De l’égalité, encore de l’égalité, toujours de l’égalité !

Utopie n° 4 - Catherine Lebrun, Union syndicale Solidaires Pour l’union syndicale Solidaires le combat pour davantage de droits sociaux et démocratiques des étrangers et le respect du principe du droit du sol sont fondamentaux.

Utopie n° 4 - Catherine Lebrun, Union syndicale Solidaires

Pour l’union syndicale Solidaires le combat pour davantage de droits sociaux et démocratiques des étrangers et le respect du principe du droit du sol sont fondamentaux.

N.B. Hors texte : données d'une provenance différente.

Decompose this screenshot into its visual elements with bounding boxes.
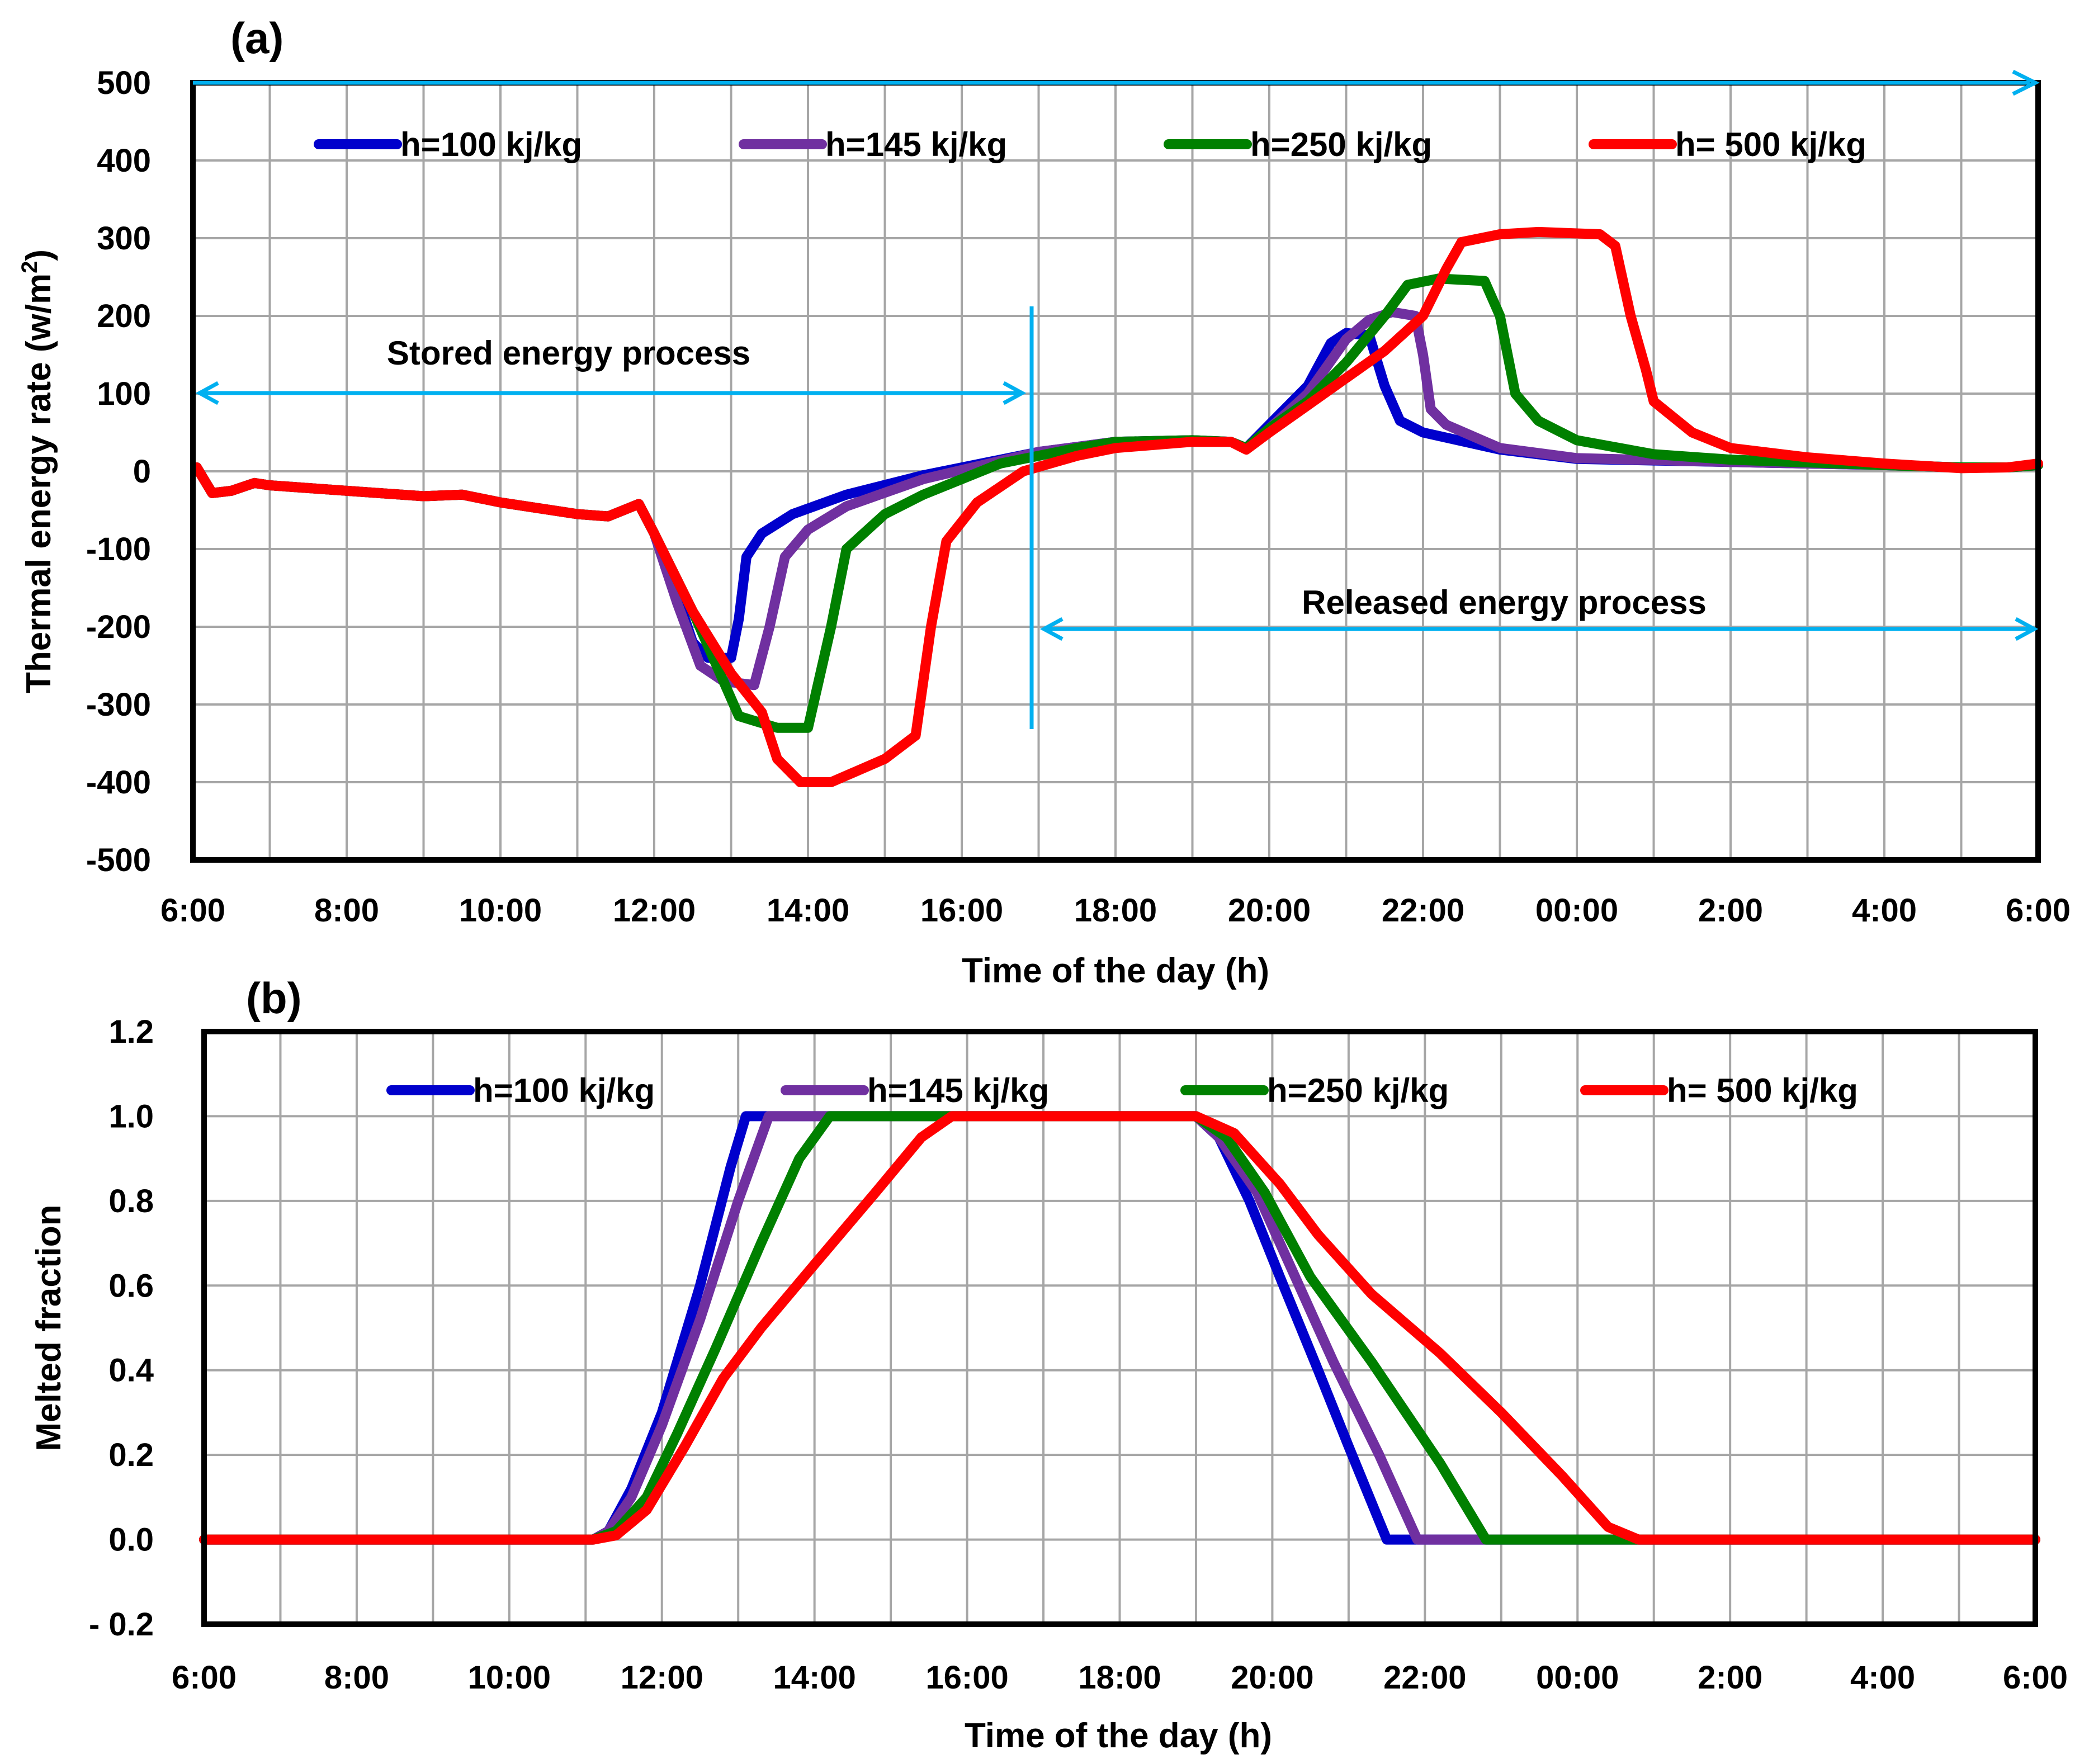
- panel-a-grid: [192, 82, 2039, 861]
- x-tick-label: 4:00: [1852, 892, 1917, 929]
- legend-label: h=100 kj/kg: [400, 126, 582, 163]
- x-tick-label: 22:00: [1382, 892, 1464, 929]
- x-tick-label: 4:00: [1850, 1659, 1915, 1696]
- x-tick-label: 16:00: [925, 1659, 1008, 1696]
- x-tick-label: 8:00: [324, 1659, 389, 1696]
- x-tick-label: 6:00: [2003, 1659, 2068, 1696]
- released-arrow-head-right: [2015, 617, 2039, 641]
- legend-label: h=145 kj/kg: [825, 126, 1007, 163]
- x-tick-label: 18:00: [1074, 892, 1157, 929]
- y-tick-label: 1.2: [108, 1014, 154, 1050]
- x-tick-label: 20:00: [1231, 1659, 1313, 1696]
- x-tick-label: 10:00: [459, 892, 542, 929]
- y-tick-label: 300: [97, 220, 151, 257]
- panel-a-y-axis-label: Thermal energy rate (w/m2): [17, 249, 58, 693]
- x-tick-label: 14:00: [773, 1659, 856, 1696]
- x-tick-label: 6:00: [2006, 892, 2071, 929]
- y-tick-label: 0.0: [108, 1522, 154, 1558]
- released-energy-annotation: Released energy process: [1039, 584, 2039, 641]
- stored-energy-label: Stored energy process: [387, 334, 750, 372]
- x-tick-label: 16:00: [920, 892, 1003, 929]
- panel-a-y-tick-labels: 500 400 300 200 100 0 -100 -200 -300 -400 -500: [86, 65, 151, 878]
- series-line-4: [191, 226, 2043, 787]
- panel-a-x-tick-labels: 6:00 8:00 10:00 12:00 14:00 16:00 18:00 20:00 22…: [160, 892, 2071, 929]
- top-arrow-head: [2012, 69, 2040, 96]
- stored-arrow-head-right: [1003, 381, 1027, 405]
- x-tick-label: 22:00: [1383, 1659, 1466, 1696]
- x-tick-label: 20:00: [1228, 892, 1311, 929]
- panel-a: (a) 500 400 300 200 100 0 -100 -200 -300 -400 -500…: [17, 13, 2071, 990]
- y-tick-label: 0.2: [108, 1437, 154, 1473]
- x-tick-label: 12:00: [613, 892, 696, 929]
- y-tick-label: -100: [86, 531, 151, 567]
- panel-b-label: (b): [246, 973, 302, 1023]
- released-arrow-head-left: [1039, 617, 1064, 641]
- panel-b-x-tick-labels: 6:00 8:00 10:00 12:00 14:00 16:00 18:00 20:00 22…: [172, 1659, 2068, 1696]
- y-tick-label: 0.6: [108, 1268, 154, 1304]
- legend-label: h=250 kj/kg: [1267, 1072, 1449, 1109]
- legend-label: h=100 kj/kg: [473, 1072, 655, 1109]
- panel-b: (b) 1.2 1.0 0.8 0.6 0.4 0.2 0.0 - 0.2 6:00 8:00 1…: [30, 973, 2068, 1755]
- panel-b-frame: [201, 1029, 2038, 1627]
- panel-a-series: [191, 226, 2043, 787]
- stored-energy-annotation: Stored energy process: [195, 334, 1027, 405]
- panel-b-legend: h=100 kj/kg h=145 kj/kg h=250 kj/kg h= 500 …: [386, 1072, 1858, 1109]
- y-tick-label: 0.4: [108, 1352, 154, 1389]
- series-line-4: [199, 1111, 2040, 1545]
- panel-a-annotations: Stored energy process Released energy pr…: [193, 69, 2040, 729]
- panel-b-y-axis-label: Melted fraction: [30, 1205, 68, 1451]
- x-tick-label: 00:00: [1535, 892, 1618, 929]
- y-tick-label: -400: [86, 764, 151, 801]
- y-tick-label: -500: [86, 842, 151, 878]
- legend-label: h=250 kj/kg: [1250, 126, 1432, 163]
- y-tick-label: 200: [97, 298, 151, 334]
- legend-label: h=145 kj/kg: [867, 1072, 1049, 1109]
- x-tick-label: 00:00: [1536, 1659, 1619, 1696]
- released-energy-label: Released energy process: [1302, 584, 1707, 621]
- panel-a-x-axis-label: Time of the day (h): [962, 952, 1269, 990]
- legend-label: h= 500 kj/kg: [1667, 1072, 1858, 1109]
- y-tick-label: 500: [97, 65, 151, 101]
- series-line-3: [199, 1111, 2040, 1545]
- y-tick-label: 1.0: [108, 1098, 154, 1134]
- x-tick-label: 2:00: [1698, 892, 1763, 929]
- panel-a-label: (a): [230, 13, 283, 63]
- y-tick-label: - 0.2: [89, 1606, 154, 1643]
- x-tick-label: 2:00: [1698, 1659, 1762, 1696]
- y-tick-label: -200: [86, 609, 151, 645]
- y-tick-label: 0: [133, 453, 151, 490]
- x-tick-label: 10:00: [468, 1659, 551, 1696]
- panel-b-y-tick-labels: 1.2 1.0 0.8 0.6 0.4 0.2 0.0 - 0.2: [89, 1014, 154, 1643]
- panel-b-x-axis-label: Time of the day (h): [965, 1716, 1272, 1755]
- x-tick-label: 18:00: [1078, 1659, 1161, 1696]
- y-tick-label: -300: [86, 687, 151, 723]
- y-tick-label: 100: [97, 376, 151, 412]
- x-tick-label: 8:00: [314, 892, 379, 929]
- panel-a-legend: h=100 kj/kg h=145 kj/kg h=250 kj/kg h= 500 …: [314, 126, 1866, 163]
- y-tick-label: 400: [97, 143, 151, 179]
- x-tick-label: 6:00: [160, 892, 225, 929]
- y-tick-label: 0.8: [108, 1183, 154, 1219]
- x-tick-label: 6:00: [172, 1659, 237, 1696]
- x-tick-label: 12:00: [621, 1659, 703, 1696]
- legend-label: h= 500 kj/kg: [1675, 126, 1866, 163]
- x-tick-label: 14:00: [767, 892, 849, 929]
- panel-b-series: [199, 1111, 2040, 1545]
- stored-arrow-head-left: [195, 381, 219, 405]
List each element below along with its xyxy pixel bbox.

Nous rejetons avec force toute politique instaurant une Europe forteresse et toute législation nationale érigeant des régimes d’exception à l’encontre des étrangers.Au plan européen, les ministres européens de l’immigration, sous la houlette de Brice Hortefeux, ont validé, le 7 juillet 2008, un projet de « Pacte européen sur l’immigration et l’asile » : immigration choisie, répression de l’immigration irrégulière, et harmonisation des règles du droit d’asile sont les trois piliers d’une politique néocolonialiste de cette Europe forteresse.

 

Le préambule déclare, non sans cynisme, que les migrations internationales perdureront tant que les écarts de richesse et de développement existeront. Qui sont les principaux responsables de cet état de fait si ce n’est les pays occidentaux qui ont pillé pendant des décennies les pays du Sud et les institutions internationales qui ont mené depuis plusieurs années des politiques d’ajustement structurelles pour leur propre profit !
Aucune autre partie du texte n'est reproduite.